Nevertheless, the intravenous paracetamol has a serious side effect: namely, a temporary large drop in blood pressure.
'Previous studies suggest it is quite a sizable drop. We are, for example, talking about drops in the range of 25-30 mm Hg from a systolic pressure of 120, and we now believe that we know the mechanism underlying this dangerous side effect', says Assistant Professor Thomas Qvistgaard Jepps from the Department of Biomedical Sciences.
He adds that the drop in blood pressure is found in both common and critically ill patients. In the latter category, six out of ten have been reported to experience the side effect. One third of these to such an extent that it requires medical intervention.
This research is rather timely, given the unprecedented COVID-19 crisis and dramatic increase in critically ill patients that maybe receiving intravenous paracetamol in the hospitals to help with pain and fever management.
Different kinds of metabolism Despite the statistics, intravenous paracetamol is considered to be a relatively stable drug that is used increasingly in the healthcare system, even though many doctors and nurses are aware of the potential side effects.
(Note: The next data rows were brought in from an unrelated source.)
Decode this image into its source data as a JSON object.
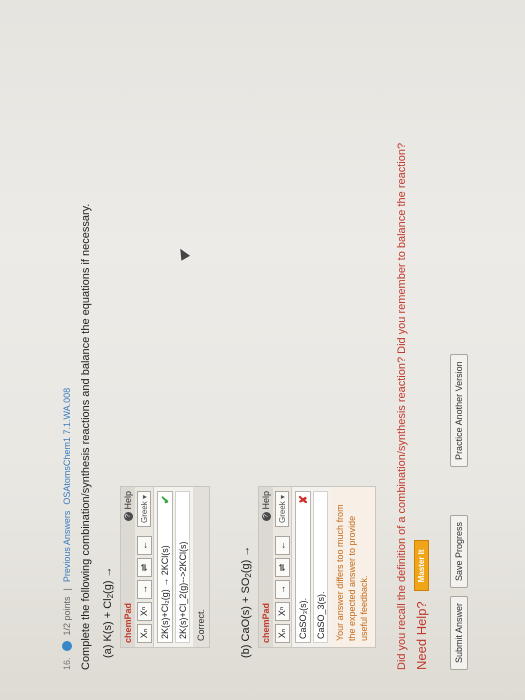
{
  "header": {
    "question_number": "16.",
    "points": "1/2 points",
    "separator": "|",
    "prev_answers": "Previous Answers",
    "course_code": "OSAtomsChem1 7.1.WA.008"
  },
  "instructions": "Complete the following combination/synthesis reactions and balance the equations if necessary.",
  "part_a": {
    "label_prefix": "(a)",
    "reaction_main": "K(s) + Cl",
    "reaction_sub": "2",
    "reaction_tail": "(g) →",
    "chempad": {
      "name": "chemPad",
      "help": "Help",
      "greek": "Greek ▾",
      "tools": [
        "Xₙ",
        "Xⁿ",
        "→",
        "⇌",
        "←"
      ],
      "entry": "2K(s)+Cl₂(g) → 2KCl(s)",
      "preview": "2K(s)+Cl_2(g)-->2KCl(s)",
      "status": "Correct."
    }
  },
  "part_b": {
    "label_prefix": "(b)",
    "reaction_main": "CaO(s) + SO",
    "reaction_sub": "2",
    "reaction_tail": "(g) →",
    "chempad": {
      "name": "chemPad",
      "help": "Help",
      "greek": "Greek ▾",
      "tools": [
        "Xₙ",
        "Xⁿ",
        "→",
        "⇌",
        "←"
      ],
      "entry": "CaSO₃(s).",
      "preview": "CaSO_3(s).",
      "feedback_lines": [
        "Your answer differs too much from",
        "the expected answer to provide",
        "useful feedback."
      ]
    }
  },
  "hint_question": "Did you recall the definition of a combination/synthesis reaction? Did you remember to balance the reaction?",
  "need_help": {
    "label": "Need Help?",
    "button": "Master It"
  },
  "buttons": {
    "submit": "Submit Answer",
    "save": "Save Progress",
    "practice": "Practice Another Version"
  },
  "colors": {
    "accent_red": "#c0392b",
    "correct_green": "#3aa53a",
    "master_orange": "#f0a418"
  }
}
On this background, Thomas Qvistgaard Jepps and his team set out to find a cause for the steep drop in blood pressure. As the first in the world, they have now succeeded through studies in rats.
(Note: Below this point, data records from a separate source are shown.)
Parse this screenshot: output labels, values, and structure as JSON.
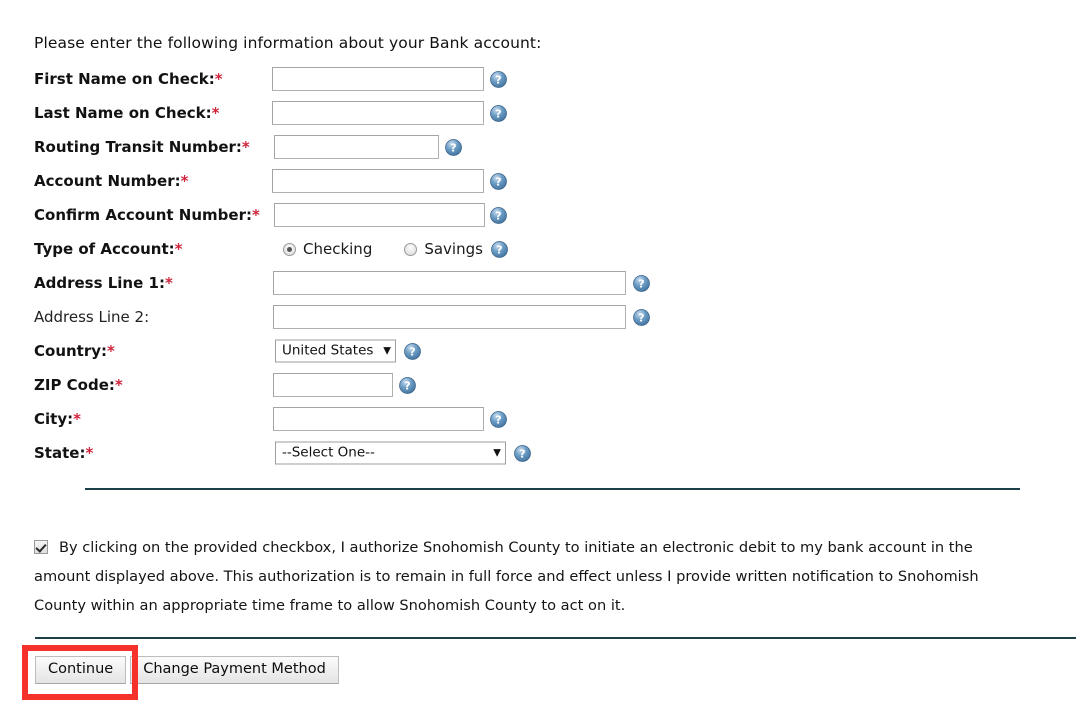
{
  "page": {
    "intro": "Please enter the following information about your Bank account:",
    "background_color": "#ffffff",
    "required_marker": "*",
    "required_color": "#d0243c",
    "divider_color": "#1c3f4a",
    "highlight_color": "#f5312c"
  },
  "fields": [
    {
      "label": "First Name on Check:",
      "required": true,
      "type": "text",
      "value": "",
      "placeholder": "",
      "help_icon": "help-question-icon"
    },
    {
      "label": "Last Name on Check:",
      "required": true,
      "type": "text",
      "value": "",
      "placeholder": "",
      "help_icon": "help-question-icon"
    },
    {
      "label": "Routing Transit Number:",
      "required": true,
      "type": "text",
      "value": "",
      "placeholder": "",
      "help_icon": "help-question-icon"
    },
    {
      "label": "Account Number:",
      "required": true,
      "type": "text",
      "value": "",
      "placeholder": "",
      "help_icon": "help-question-icon"
    },
    {
      "label": "Confirm Account Number:",
      "required": true,
      "type": "text",
      "value": "",
      "placeholder": "",
      "help_icon": "help-question-icon"
    },
    {
      "label": "Type of Account:",
      "required": true,
      "type": "radio",
      "options": [
        "Checking",
        "Savings"
      ],
      "selected": "Checking",
      "help_icon": "help-question-icon"
    },
    {
      "label": "Address Line 1:",
      "required": true,
      "type": "text",
      "value": "",
      "placeholder": "",
      "help_icon": "help-question-icon"
    },
    {
      "label": "Address Line 2:",
      "required": false,
      "type": "text",
      "value": "",
      "placeholder": "",
      "help_icon": "help-question-icon"
    },
    {
      "label": "Country:",
      "required": true,
      "type": "select",
      "value": "United States",
      "options": [
        "United States"
      ],
      "help_icon": "help-question-icon"
    },
    {
      "label": "ZIP Code:",
      "required": true,
      "type": "text",
      "value": "",
      "placeholder": "",
      "help_icon": "help-question-icon"
    },
    {
      "label": "City:",
      "required": true,
      "type": "text",
      "value": "",
      "placeholder": "",
      "help_icon": "help-question-icon"
    },
    {
      "label": "State:",
      "required": true,
      "type": "select",
      "value": "--Select One--",
      "options": [
        "--Select One--"
      ],
      "help_icon": "help-question-icon"
    }
  ],
  "authorization": {
    "checked": true,
    "text": "By clicking on the provided checkbox, I authorize Snohomish County to initiate an electronic debit to my bank account in the amount displayed above. This authorization is to remain in full force and effect unless I provide written notification to Snohomish County within an appropriate time frame to allow Snohomish County to act on it."
  },
  "buttons": {
    "continue": "Continue",
    "change_payment_method": "Change Payment Method",
    "highlighted": "Continue"
  }
}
'Paracetamol bypasses the liver when administered intravenously, therefore it is metabolised differently to when you ingest it orally', says Thomas Qvistgaard Jepps, adding:
'It still gets metabolised, but it happens elsewhere in the body, where the subsequent chemicals can cause an effect that wouldn't normally happen, if the drug was taken orally'.
The Assistant Professor emphasises that most people should not be afraid to take painkillers as usual. As long as you still stay within the maximum recommended dose.
The solution to the pressure drop More precisely, it appears that the residual products of the painkiller affect some of the potassium channels, which, among other things, regulate how your blood vessels contract and relax, thereby controlling your blood pressure.
By using drugs that block these potassium channels, specifically, the research team subsequently succeeded in reducing the side effect of the large drop in blood pressure in the test rats.
'Because we have identified the mechanism of how the side effect occurs, we believe we are able to offer a potential pharmaceutical design for a new kind of co-therapy: A type of paracetamol infused with another drug that prevents the drop in blood pressure', says Thomas Qvistgaard Jepps.
'However, blockers of the potassium channels we have investigated are not yet approved for human consumption and need to be developed and tested properly. We wouldn't want to replace one side effect with another'.
The next step of the research group is therefore to investigate how drugs that block the potassium channels may be adapted for humans. They are also investigating alternatives for blocking the potassium channels, for example, by affecting the enzymes involved in metabolising paracetamol outside the liver.